Il sort un stylo de sa trousse et remonte sa manche pour griffonner sur son bras. J'imaginais plutôt que c'était imagé, mais apparemment, tout est à prendre au pied de la lettre avec lui. Il range son crayon au fond de son sac et commence à me poser des questions. Des dizaines de questions sur ce que j'aime, ce que j'écoute, regarde ou lis. Abigaël possède un débit de parole impressionnant, pour ne pas simplement dire qu'il est vraiment bavard.

— Pourquoi t'as choisi le journalisme ? Je veux dire... Ça se voit que tu as des problèmes pour communiquer.

Il a donc bel et bien remarqué mon trouble, mais ça ne semble pas le déranger plus que ça. Alors je préfère lui répondre honnêtement. Je ne suis pas un bon menteur de toute manière.

— Je veux passer outre tout ça. J'ai envie de voyager, rencontrer des gens et écrire leurs histoires pour les partager avec les autres.

— Sympa comme plan.

— Et toi ? Pourquoi tu es ici ? reprenne-je, curieux de savoir sa raison.

— Mes parents. Ils sont rédacteurs et rêvent que je récupère leur place dans l'entreprise à leurs retraites.

Il dit cela sans un sourire. Je crois qu'au fond de lui, il n'a aucune envie de faire ça.

Nous finissons de manger et débarrassons nos plateaux. Abigaël lève la tête vers l'horloge et jette ses couverts sales au milieu des autres.

— On va être en retard !

Nous rendons nos plateaux vides et dévalons les marches pour rejoindre le bâtiment principal. Je sais qu'il n'a aucune connaissance des lieux ni de son emploi du temps. Je le pousse à avancer plus vite et nous nous arrêtons devant notre salle au deuxième étage, complètement essoufflé. Sa main se pose sur son rein.

— Oh putain... J'étais pas prêt à courir autant après manger.

— Au moins on est à l'heure, le rassuré-je.

— J'aurai pas apprécié que notre course ne serve à rien, rit-il.

Nous trouvons deux places côte à côte dans une rangée, quelques minutes avant que la professeur de langues étrangères n'entre à son tour en classe.

Et Abigaël n'est pas vraiment brillant durant celui-ci. Il se trompe constamment et ne fait pas le moindre effort pour se corriger, pourtant, ça ne semble pas l'affecter. Il rit de ses erreurs avec tout le monde. Y compris avec l'enseignante. Rien ne semble l'atteindre et le gêner. Il est facile de deviner que dans quelques jours, tout le reste de notre classe le connaîtra et fera de lui un garçon populaire à l'université. Tout le monde aura remarqué Abigaël et il s'éloignera de moi comme tous les autres avant lui. Je ne me fais pas d'illusion.

Les heures défilent et la fin de journée est annoncée. Tout le monde se retrouve dehors pour se saluer et prendre le chemin de leurs résidences.
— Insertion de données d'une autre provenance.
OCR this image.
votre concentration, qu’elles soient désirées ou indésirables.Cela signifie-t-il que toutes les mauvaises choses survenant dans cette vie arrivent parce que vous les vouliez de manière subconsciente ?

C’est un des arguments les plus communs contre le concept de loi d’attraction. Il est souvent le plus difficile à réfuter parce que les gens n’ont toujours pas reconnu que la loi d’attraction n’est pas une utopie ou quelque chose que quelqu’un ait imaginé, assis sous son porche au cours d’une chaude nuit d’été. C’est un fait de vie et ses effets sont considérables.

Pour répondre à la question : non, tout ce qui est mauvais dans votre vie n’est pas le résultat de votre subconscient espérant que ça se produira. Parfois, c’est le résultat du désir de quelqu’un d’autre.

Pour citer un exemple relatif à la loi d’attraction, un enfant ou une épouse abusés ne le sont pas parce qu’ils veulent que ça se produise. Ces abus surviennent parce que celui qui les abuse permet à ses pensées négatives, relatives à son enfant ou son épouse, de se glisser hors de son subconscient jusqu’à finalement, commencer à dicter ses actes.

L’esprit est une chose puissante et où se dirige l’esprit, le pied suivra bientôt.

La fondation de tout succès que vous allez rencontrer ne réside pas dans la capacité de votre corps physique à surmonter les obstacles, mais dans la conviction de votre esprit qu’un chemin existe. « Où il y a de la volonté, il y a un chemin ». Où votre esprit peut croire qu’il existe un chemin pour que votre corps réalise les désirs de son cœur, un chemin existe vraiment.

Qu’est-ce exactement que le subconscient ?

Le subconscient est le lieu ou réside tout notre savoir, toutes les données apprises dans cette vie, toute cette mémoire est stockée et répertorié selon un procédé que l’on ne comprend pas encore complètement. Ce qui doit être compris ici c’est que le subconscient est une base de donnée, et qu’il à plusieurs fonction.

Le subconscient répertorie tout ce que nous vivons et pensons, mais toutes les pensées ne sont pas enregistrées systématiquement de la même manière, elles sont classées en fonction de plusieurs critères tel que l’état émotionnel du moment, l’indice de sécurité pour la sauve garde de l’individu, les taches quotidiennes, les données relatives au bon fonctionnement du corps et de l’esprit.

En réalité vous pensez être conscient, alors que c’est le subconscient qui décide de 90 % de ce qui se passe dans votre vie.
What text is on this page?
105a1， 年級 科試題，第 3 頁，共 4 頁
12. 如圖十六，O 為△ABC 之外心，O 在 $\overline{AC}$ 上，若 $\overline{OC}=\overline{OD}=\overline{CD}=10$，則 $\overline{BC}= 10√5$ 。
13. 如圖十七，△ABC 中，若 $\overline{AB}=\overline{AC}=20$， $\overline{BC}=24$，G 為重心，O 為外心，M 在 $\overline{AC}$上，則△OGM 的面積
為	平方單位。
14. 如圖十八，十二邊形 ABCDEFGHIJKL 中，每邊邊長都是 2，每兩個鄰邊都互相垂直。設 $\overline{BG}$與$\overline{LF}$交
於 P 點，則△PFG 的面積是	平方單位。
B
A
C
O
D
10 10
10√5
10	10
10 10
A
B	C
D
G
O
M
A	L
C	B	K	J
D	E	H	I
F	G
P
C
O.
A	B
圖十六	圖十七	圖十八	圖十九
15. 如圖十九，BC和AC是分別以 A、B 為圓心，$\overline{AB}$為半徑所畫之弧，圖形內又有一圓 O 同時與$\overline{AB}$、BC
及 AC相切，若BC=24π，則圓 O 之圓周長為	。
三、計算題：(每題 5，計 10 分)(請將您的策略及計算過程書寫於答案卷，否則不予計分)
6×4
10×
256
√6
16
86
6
Abigaël me tend son poing devant le parking.

— À demain Noé.

— À demain Abigaël.

Il commence à partir, s'arrête net et fait volt-face, tout en mordillant sa lèvre.

— Je peux t'avouer un truc ? Franchement, appelle-moi Abi.

J'accepte avec la volonté de devenir ami avec lui. Au moins pour quelques jours. J'ai envie que l'on soit proche au moins le temps de m'acclimater à tous ces changements.

Je retourne vers les casiers pour récupérer mon skate dans l'un d'entre eux. Le vélo est trop encombrant et j'évite le bus au maximum. Le skateboard est donc l'un des meilleurs moyens de pouvoir rentrer rapidement chez les Bellegarde.

Je maîtrise mon véhicule à la perfection. La façon dont je dois me tenir ou plier les genoux pour tourner dans un sens puis dans l'autre. J'esquive les passants avec rapidité et une facilité qui m'est propre. Éviter le contact physique ou visuel au maximum. Je plane sur ma planche, plongé dans mon monde avec mon casque. Je marmonne des paroles que moi seul, peux comprendre. Mon monde à moi, le temps d'une pause après cette journée. Ma rencontre avec ce garçon aux cheveux écarlate et ce sourire communicatif. Abi ; Abi ; Abi. J'ai envie d'appeler Tristan pour tout lui raconter, mais je sais qu'il n'aura sûrement aucune envie de me répondre. En ce moment, il n'a même pas le temps de répondre à mes messages. Mon frère me manque.